The destination of this, the first English voyage to challenge Lisbon's control of the India trade, was the port of Surat, twelve leagues inland up the Tapti River, largest of the only two harbors on the Indian subcontinent not controlled by Portugal.
He reached for the second tankard of brandy that had been brought and squinted again toward the mouth of the Tapti, where four armed Portuguese galleons had been anchored earlier that morning.
Damn the Company. No one planned on galleons at the river mouth. Not now, not this early in the season. Did the Portugals somehow learn our destination? . . . And if they knew that, do they know the rest of the Company's plan?
Since the Tapti had been badly silted for decades, navigable only by cargo barge or small craft, he and the merchants must travel upriver to Surat by pinnace, the twenty-foot sailboat lashed amidships on the Discovery's main deck. There the merchants would try to negotiate England's first direct trade with India. And Brian Hawksworth would undertake a separate mission, one the East India Company hoped might someday change the course of trade throughout the Indies.
He remounted the steps to the quarterdeck and paused to study the green shoreline circling their inlet. The low-lying hills undulated in the sun's heat, washing the Discovery in the dense perfume of land. Already India beckoned, the lure even stronger than all the legends told. He smiled to himself and drank again, this time a toast to the first English captain ever to hoist colors off the coast of India.
Then with a weary hand he reached for the telescope, an expensive new Dutch invention, and trained it on his second frigate, the Resolve, anchored a musket shot away. Like the Discovery, she rode easily at anchor, bearing to lee. He noted with relief that her ship's carpenter had finally sealed a patch of oakum and sail in the gash along her portside bow. For a few hours now, the men on the pumps could retire from the sweltering hold.
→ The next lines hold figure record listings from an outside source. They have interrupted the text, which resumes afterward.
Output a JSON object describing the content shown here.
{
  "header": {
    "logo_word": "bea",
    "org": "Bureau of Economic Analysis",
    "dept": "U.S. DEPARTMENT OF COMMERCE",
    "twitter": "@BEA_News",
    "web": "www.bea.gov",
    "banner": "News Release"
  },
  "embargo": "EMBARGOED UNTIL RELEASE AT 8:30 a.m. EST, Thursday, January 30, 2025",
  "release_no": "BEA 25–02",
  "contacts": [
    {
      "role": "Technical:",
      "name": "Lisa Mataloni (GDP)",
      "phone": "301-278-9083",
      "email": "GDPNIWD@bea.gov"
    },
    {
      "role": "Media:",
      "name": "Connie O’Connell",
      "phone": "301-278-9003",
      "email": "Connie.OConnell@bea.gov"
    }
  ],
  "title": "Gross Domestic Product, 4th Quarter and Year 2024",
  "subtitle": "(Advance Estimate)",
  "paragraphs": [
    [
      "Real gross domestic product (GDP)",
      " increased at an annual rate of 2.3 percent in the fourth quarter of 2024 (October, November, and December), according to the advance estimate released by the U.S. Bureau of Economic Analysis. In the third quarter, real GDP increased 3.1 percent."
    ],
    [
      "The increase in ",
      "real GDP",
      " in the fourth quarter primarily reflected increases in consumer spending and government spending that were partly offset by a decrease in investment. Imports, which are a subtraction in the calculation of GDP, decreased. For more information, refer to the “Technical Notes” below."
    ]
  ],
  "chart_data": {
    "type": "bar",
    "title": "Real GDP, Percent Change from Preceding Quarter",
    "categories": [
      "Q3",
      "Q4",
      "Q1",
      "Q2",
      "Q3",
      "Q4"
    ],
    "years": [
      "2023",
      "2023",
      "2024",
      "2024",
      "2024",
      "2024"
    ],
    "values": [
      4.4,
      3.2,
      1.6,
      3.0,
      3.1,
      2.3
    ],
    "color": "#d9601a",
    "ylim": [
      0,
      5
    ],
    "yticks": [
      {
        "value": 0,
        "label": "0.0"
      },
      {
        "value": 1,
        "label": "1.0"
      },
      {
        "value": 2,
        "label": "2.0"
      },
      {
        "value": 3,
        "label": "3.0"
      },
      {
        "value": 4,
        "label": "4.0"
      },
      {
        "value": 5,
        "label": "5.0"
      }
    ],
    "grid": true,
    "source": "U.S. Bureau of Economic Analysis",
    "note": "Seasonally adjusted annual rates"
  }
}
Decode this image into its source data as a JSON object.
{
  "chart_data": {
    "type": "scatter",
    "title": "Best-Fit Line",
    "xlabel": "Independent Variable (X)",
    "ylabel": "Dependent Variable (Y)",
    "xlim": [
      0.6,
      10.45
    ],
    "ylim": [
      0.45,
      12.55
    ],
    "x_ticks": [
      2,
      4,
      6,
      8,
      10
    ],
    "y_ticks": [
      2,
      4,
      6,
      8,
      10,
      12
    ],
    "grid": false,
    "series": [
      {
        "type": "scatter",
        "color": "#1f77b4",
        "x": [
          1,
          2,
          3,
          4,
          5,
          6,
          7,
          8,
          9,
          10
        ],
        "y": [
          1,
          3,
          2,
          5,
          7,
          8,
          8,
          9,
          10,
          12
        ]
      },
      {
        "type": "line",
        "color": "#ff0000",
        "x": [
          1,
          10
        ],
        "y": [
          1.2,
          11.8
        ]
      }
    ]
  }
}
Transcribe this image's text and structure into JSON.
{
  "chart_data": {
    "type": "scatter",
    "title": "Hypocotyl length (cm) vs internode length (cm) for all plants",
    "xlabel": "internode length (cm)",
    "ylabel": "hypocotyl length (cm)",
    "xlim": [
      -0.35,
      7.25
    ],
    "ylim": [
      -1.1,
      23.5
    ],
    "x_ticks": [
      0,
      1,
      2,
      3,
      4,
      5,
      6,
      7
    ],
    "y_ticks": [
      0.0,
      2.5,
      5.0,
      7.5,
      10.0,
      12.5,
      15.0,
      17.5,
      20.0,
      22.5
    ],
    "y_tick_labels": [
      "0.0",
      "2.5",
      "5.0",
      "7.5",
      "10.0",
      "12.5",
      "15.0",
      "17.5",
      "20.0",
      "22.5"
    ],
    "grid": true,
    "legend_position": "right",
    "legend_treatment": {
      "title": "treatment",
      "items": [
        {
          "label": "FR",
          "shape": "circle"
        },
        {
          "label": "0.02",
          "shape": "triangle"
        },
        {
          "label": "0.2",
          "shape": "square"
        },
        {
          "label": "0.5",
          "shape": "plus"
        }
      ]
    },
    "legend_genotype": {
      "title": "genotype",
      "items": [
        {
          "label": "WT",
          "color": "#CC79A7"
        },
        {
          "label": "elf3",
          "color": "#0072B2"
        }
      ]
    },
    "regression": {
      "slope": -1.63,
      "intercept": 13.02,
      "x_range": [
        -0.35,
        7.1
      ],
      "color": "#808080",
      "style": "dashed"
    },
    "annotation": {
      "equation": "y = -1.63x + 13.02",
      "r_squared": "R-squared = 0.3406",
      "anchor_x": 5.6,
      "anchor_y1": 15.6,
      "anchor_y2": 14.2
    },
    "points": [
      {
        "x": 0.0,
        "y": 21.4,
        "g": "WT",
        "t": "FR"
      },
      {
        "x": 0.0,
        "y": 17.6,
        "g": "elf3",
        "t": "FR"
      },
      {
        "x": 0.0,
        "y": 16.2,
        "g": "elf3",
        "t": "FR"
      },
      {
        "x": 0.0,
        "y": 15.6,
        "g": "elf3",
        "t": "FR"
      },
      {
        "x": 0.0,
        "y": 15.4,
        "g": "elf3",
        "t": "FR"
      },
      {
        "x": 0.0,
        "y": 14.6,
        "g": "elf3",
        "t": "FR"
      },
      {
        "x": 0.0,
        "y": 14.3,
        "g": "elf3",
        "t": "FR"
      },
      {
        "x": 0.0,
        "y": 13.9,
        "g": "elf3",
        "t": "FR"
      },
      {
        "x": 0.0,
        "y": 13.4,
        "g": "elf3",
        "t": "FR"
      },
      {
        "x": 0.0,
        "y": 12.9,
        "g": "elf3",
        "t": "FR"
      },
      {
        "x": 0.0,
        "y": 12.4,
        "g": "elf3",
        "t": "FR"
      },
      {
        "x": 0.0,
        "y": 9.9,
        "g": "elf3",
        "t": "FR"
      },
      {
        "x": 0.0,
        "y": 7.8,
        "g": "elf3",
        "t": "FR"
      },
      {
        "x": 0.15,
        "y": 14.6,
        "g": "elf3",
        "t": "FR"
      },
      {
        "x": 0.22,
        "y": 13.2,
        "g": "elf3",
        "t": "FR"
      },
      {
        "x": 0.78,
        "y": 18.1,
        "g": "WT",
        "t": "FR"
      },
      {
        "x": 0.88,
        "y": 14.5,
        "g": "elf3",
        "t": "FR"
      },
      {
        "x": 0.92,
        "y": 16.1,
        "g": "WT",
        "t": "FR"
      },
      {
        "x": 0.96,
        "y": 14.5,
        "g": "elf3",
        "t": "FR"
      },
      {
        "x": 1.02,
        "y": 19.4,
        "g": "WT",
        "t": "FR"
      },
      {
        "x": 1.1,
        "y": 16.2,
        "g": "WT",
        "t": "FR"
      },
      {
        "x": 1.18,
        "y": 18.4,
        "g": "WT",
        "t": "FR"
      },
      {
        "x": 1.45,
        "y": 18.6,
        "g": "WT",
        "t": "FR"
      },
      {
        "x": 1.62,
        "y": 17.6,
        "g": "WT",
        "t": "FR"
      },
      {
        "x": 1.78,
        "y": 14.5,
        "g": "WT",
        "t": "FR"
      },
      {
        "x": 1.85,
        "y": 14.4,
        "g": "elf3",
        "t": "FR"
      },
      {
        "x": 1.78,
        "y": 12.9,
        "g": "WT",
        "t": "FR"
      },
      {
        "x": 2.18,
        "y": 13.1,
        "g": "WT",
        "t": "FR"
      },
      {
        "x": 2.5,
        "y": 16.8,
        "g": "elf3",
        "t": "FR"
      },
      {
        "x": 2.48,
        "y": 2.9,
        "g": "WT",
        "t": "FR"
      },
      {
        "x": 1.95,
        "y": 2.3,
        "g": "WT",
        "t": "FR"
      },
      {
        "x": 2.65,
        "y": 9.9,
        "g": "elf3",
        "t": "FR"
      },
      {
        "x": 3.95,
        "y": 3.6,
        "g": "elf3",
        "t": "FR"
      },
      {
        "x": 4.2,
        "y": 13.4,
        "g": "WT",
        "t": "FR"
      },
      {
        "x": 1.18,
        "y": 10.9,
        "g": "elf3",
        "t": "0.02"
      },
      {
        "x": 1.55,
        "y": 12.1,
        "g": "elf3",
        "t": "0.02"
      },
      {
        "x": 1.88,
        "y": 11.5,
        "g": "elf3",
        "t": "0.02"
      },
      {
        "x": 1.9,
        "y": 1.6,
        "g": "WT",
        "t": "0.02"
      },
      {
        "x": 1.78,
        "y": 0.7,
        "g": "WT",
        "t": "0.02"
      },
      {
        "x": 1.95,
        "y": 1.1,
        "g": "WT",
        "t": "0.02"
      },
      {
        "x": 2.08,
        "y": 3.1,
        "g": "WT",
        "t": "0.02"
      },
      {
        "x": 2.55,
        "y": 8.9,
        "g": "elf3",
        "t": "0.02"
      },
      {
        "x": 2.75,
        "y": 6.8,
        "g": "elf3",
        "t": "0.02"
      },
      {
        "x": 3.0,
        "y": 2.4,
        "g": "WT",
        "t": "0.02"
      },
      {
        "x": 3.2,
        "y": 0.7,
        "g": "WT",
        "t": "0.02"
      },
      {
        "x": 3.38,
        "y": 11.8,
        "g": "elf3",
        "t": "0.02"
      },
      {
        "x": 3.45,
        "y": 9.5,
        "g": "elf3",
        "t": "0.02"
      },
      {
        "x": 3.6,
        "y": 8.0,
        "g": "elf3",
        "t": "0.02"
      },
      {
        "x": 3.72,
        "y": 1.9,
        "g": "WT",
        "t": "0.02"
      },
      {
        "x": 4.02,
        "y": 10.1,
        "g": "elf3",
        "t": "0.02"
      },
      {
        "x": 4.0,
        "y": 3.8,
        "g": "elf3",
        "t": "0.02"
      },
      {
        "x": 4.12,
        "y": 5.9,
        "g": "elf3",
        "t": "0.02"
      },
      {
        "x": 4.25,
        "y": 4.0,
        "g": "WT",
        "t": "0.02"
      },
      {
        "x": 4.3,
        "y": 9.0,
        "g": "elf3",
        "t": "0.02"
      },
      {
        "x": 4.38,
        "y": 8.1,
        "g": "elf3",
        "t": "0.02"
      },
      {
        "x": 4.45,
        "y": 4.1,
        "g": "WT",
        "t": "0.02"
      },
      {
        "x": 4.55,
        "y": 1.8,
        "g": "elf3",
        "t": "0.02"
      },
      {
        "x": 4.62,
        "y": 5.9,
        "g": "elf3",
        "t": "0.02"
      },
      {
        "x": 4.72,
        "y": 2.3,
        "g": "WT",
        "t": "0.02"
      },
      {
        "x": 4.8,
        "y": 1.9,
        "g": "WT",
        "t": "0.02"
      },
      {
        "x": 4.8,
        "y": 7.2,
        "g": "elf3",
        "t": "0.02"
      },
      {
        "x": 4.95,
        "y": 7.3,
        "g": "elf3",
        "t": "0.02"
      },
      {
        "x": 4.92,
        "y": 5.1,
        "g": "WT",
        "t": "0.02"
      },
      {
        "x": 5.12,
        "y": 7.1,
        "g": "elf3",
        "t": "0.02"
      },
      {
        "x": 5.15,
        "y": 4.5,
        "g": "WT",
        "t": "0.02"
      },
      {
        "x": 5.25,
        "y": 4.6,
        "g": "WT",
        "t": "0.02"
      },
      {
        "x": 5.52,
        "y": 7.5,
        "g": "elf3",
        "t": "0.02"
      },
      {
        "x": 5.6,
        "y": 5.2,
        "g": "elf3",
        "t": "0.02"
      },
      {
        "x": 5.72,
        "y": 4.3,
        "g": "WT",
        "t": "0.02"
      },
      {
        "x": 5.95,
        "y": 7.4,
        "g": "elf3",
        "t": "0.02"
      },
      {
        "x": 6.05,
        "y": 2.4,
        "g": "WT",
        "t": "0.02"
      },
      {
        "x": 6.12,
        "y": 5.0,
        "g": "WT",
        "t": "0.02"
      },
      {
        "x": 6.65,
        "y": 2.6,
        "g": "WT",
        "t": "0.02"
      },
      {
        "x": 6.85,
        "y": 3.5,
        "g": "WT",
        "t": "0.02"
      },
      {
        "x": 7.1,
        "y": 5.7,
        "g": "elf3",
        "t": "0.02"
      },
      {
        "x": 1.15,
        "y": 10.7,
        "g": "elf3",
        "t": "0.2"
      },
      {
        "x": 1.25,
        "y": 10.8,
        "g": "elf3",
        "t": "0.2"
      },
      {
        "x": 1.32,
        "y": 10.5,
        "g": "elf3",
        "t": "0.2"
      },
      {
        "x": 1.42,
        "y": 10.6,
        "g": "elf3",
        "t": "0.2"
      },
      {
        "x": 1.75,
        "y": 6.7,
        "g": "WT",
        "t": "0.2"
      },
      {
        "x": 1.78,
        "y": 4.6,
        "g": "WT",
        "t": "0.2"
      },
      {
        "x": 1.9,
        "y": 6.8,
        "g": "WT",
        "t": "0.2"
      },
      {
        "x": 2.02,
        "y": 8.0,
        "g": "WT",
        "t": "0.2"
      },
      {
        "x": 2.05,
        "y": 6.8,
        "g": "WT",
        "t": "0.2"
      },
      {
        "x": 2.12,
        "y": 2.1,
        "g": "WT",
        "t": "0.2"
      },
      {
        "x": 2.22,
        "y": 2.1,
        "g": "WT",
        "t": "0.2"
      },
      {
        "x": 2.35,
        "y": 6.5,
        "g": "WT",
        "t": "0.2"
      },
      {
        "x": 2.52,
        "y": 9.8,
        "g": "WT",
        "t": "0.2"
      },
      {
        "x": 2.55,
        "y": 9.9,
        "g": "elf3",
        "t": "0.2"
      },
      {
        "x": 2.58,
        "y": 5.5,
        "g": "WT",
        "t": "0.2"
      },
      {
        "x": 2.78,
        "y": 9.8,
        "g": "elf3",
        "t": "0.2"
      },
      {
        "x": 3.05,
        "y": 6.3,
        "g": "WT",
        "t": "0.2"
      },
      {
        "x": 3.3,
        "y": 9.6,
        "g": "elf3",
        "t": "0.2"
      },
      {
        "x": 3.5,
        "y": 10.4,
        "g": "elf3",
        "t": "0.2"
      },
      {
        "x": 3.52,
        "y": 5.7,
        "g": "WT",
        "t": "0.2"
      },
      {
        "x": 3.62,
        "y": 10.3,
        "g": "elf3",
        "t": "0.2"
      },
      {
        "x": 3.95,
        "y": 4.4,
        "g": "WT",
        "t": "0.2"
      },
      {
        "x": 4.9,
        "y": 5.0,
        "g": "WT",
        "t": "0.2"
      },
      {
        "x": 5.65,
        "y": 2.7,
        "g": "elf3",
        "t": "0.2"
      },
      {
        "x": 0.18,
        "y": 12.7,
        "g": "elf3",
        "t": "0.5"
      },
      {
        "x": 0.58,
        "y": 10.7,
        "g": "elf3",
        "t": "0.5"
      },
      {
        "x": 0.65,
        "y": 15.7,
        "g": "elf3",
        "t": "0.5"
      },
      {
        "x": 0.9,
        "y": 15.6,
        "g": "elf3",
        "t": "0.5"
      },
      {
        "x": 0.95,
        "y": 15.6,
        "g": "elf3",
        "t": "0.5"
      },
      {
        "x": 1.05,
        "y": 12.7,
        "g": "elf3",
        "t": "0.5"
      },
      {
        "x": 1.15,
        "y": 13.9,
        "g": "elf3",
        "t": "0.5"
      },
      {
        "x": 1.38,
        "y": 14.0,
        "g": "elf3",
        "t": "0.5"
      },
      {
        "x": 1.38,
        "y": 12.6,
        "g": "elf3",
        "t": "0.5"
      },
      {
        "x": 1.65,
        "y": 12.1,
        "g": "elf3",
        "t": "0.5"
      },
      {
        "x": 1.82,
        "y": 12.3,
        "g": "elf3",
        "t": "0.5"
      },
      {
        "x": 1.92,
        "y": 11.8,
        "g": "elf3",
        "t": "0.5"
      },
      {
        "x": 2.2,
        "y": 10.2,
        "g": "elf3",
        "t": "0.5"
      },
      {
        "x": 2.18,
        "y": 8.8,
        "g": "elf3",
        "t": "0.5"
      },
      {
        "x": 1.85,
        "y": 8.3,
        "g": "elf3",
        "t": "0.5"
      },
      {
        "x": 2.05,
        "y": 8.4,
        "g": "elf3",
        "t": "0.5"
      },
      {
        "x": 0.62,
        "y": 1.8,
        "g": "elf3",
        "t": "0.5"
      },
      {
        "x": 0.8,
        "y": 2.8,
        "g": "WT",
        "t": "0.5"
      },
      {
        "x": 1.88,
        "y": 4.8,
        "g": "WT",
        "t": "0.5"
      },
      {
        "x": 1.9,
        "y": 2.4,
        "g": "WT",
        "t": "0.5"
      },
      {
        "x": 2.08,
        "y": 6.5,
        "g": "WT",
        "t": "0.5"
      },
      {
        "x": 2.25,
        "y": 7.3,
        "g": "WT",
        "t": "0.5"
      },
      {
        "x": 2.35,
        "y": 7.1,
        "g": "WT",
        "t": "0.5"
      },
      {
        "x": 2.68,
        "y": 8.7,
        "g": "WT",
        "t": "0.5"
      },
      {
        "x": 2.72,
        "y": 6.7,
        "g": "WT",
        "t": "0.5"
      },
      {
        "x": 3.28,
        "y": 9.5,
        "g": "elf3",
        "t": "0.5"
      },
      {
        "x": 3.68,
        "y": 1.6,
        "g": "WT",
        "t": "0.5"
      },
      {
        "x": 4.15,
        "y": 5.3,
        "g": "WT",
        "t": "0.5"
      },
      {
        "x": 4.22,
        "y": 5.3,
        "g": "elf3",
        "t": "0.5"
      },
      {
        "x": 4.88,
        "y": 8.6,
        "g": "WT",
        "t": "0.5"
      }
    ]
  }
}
Finally, he directed the glass toward the remains of two Portuguese galleons aground in the sandy shallows off his starboard quarter, black smoke still streaming from gaps in their planking where explosions had ripped through the hull. And for an instant his stomach tightened, just as it had earlier that morning, when one of those same galleons had laid deep shadows across the Discovery's decks, so close he could almost read the eyes of the infantry poised with grapples to swing down and board. The Portugals will be back, he told himself, and soon. With fireships.
He scanned the river mouth once more. It was deserted now. Even the fishing craft had fled. But upriver would be another matter. Portuguese longboats, launched with boarding parties of infantry, had been stranded when the two galleons were lost. Together they had carried easily a hundred, perhaps two hundred musketmen.
They made for the Tapti, he thought grimly, and they'll be upriver waiting. We have to launch before they can set a blockade. Tonight. On the tide.
He revolved to find Giles Mackintosh, quartermaster of the Discovery, waiting mutely by his side.